With a plot this thick, one wouldn’t want to be lost, and Ferraris made sure her audience wouldn’t be. Even though City of Veils is the sequel to Finding Nouf, Ferraris authors City of Veils in a way that eliminates any need of reading the first novel. When she references something from the earlier text, Ferraris fully explains any requisite back-story. I never felt confused or felt as if I should have read the first novel to understand this one. I only had to turn the page to read what happens next.
Ferraris has geared this novel toward a broad audience. The characters range in age from adolescence to mid-sixties. They also range in ethnicity and in occupation. As a twenty-seven year-old American, I related and resonated with all the characters because Ferraris sculpted each one with care. I loved some of them and hated others, but I could empathize with all of them. I felt sad as the book ended. I didn’t want to leave them, as Ferraris makes her characters so palpable and believable.

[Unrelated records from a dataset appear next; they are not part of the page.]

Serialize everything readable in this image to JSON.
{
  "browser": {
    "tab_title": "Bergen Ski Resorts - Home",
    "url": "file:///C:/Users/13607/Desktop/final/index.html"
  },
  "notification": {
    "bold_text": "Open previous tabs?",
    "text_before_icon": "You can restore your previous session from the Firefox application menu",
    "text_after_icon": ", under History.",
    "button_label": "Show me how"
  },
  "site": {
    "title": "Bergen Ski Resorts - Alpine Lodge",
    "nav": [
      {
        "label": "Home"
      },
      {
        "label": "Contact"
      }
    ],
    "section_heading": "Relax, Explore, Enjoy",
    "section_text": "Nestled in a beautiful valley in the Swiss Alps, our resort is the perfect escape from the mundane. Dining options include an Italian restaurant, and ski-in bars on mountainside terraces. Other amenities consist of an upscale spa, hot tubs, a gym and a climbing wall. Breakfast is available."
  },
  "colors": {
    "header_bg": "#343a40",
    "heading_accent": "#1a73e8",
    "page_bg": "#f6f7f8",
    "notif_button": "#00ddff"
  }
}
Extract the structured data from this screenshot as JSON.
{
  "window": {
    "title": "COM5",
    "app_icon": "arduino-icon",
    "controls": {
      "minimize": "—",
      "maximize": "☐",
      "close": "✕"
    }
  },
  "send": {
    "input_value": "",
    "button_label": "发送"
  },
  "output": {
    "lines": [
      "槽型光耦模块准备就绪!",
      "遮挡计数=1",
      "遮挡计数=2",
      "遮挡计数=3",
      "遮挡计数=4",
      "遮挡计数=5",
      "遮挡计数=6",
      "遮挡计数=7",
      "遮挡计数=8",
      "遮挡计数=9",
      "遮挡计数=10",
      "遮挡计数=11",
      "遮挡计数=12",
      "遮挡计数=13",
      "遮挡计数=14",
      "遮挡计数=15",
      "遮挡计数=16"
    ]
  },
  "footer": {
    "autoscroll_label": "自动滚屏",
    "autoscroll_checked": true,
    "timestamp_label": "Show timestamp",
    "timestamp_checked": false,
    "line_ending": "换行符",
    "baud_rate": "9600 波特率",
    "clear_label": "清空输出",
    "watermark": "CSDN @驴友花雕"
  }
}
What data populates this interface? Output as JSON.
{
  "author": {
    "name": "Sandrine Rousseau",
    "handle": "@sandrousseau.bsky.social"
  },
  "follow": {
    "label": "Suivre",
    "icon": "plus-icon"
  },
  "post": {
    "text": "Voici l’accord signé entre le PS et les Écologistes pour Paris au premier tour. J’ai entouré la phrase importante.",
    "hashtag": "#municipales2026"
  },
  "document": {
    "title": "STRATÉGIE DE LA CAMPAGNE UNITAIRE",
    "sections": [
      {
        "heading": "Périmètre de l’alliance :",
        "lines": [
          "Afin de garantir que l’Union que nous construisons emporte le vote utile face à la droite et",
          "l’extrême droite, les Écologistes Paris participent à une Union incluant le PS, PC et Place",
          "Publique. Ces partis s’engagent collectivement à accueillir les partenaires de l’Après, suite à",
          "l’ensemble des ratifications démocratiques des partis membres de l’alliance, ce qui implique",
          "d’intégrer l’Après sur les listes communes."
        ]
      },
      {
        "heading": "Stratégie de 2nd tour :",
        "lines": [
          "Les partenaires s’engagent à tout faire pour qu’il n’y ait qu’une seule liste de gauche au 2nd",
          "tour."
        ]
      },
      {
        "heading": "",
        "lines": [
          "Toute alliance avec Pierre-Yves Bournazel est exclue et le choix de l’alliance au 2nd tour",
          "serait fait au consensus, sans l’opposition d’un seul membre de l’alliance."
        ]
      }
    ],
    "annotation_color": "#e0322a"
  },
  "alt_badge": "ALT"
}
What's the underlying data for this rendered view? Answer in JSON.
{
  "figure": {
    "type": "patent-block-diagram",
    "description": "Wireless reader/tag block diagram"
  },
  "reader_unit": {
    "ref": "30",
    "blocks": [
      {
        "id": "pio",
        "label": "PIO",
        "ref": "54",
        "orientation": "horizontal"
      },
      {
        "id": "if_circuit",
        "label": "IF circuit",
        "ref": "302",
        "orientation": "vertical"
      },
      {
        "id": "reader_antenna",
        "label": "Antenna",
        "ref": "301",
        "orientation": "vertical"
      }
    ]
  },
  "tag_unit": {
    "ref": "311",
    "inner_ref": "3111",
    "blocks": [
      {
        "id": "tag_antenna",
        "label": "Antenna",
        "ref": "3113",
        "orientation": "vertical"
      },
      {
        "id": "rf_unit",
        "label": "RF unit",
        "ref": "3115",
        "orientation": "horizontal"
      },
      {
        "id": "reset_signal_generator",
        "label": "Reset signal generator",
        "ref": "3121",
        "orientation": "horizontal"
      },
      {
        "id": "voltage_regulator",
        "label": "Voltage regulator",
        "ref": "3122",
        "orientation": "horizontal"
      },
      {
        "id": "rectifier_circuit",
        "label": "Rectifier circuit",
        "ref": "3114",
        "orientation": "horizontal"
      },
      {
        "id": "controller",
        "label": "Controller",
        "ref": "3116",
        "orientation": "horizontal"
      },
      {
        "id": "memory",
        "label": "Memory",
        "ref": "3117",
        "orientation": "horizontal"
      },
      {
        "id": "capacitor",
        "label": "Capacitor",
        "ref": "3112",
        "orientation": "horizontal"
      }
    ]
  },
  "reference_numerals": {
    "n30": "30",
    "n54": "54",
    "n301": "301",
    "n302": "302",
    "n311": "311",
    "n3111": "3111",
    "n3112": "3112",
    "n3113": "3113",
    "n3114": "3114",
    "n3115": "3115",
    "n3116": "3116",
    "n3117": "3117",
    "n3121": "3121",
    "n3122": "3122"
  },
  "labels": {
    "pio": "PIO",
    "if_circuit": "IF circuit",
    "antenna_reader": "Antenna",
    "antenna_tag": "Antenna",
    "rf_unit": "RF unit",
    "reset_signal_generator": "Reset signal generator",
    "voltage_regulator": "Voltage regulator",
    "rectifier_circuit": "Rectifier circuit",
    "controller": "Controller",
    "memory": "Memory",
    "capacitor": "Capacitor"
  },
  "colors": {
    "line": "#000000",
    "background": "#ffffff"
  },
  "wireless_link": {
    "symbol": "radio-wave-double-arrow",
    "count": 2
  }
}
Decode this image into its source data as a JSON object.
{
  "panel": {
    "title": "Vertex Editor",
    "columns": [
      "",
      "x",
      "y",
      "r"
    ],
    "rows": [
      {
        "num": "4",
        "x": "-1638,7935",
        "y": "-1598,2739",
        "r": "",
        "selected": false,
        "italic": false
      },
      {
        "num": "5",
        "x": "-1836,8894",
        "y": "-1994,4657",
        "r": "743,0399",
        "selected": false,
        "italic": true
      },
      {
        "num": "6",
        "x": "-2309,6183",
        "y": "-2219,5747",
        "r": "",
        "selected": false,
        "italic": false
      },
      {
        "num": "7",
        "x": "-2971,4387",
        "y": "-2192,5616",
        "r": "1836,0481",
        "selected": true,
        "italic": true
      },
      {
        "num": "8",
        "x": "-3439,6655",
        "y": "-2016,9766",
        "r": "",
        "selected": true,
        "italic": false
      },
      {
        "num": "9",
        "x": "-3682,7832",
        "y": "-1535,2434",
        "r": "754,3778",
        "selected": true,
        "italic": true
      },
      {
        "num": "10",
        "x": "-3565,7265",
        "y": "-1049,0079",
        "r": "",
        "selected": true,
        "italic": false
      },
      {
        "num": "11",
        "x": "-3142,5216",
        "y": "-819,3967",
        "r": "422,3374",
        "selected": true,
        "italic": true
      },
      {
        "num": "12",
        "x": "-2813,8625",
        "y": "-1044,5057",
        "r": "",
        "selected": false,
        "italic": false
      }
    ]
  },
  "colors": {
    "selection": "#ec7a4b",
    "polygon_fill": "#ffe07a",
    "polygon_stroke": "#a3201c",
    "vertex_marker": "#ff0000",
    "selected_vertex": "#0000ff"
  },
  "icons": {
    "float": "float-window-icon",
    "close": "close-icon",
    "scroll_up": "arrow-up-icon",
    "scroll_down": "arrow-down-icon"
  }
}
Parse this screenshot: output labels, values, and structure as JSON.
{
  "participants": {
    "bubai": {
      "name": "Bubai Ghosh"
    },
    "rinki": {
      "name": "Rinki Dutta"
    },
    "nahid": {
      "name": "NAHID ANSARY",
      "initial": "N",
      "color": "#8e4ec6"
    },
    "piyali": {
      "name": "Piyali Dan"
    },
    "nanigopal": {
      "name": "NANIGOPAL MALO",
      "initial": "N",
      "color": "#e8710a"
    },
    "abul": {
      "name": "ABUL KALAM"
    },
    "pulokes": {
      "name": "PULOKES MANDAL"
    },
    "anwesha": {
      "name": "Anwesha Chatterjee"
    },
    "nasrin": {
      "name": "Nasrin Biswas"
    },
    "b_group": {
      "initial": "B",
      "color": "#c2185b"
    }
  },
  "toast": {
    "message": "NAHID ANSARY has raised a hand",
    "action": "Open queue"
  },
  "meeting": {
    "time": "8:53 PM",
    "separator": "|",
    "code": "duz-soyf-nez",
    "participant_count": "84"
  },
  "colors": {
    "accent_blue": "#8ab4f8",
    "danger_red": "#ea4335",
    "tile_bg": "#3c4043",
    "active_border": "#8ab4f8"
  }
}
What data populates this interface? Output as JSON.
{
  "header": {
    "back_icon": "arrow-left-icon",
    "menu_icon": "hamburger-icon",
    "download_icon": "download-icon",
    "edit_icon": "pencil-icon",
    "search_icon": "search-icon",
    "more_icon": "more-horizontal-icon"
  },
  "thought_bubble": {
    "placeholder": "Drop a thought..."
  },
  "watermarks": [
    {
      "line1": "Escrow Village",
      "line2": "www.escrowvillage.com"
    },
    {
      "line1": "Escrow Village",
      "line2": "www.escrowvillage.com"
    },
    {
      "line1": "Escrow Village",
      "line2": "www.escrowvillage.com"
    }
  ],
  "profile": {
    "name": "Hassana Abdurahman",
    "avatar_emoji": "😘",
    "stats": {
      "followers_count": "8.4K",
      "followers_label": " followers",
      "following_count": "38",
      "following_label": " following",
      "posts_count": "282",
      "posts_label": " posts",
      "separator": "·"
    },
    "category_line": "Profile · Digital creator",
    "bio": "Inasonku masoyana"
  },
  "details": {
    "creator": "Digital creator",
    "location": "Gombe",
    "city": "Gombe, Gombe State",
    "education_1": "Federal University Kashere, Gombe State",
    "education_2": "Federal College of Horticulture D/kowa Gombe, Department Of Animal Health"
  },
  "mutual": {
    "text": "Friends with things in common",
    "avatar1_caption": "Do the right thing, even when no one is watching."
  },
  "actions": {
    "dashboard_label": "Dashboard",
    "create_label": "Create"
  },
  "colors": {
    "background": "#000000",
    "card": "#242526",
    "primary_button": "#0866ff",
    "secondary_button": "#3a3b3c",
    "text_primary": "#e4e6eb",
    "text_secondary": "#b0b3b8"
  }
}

Along with crafting the characters with precision and control, Ferraris also provides a well-developed, complex plot. I found myself engrossed with the storyline, and thinking about the book, even while not reading it. She does an exemplary job of leading her audience through a terrain of mystery. Because of her skill and artistry, she invents a seamless plot that drew me in, causing me to second-guess my assessments over and over again. And in a mystery novel, that can be tricky to do. I highly recommend this book to everyone. You won’t be disappointed.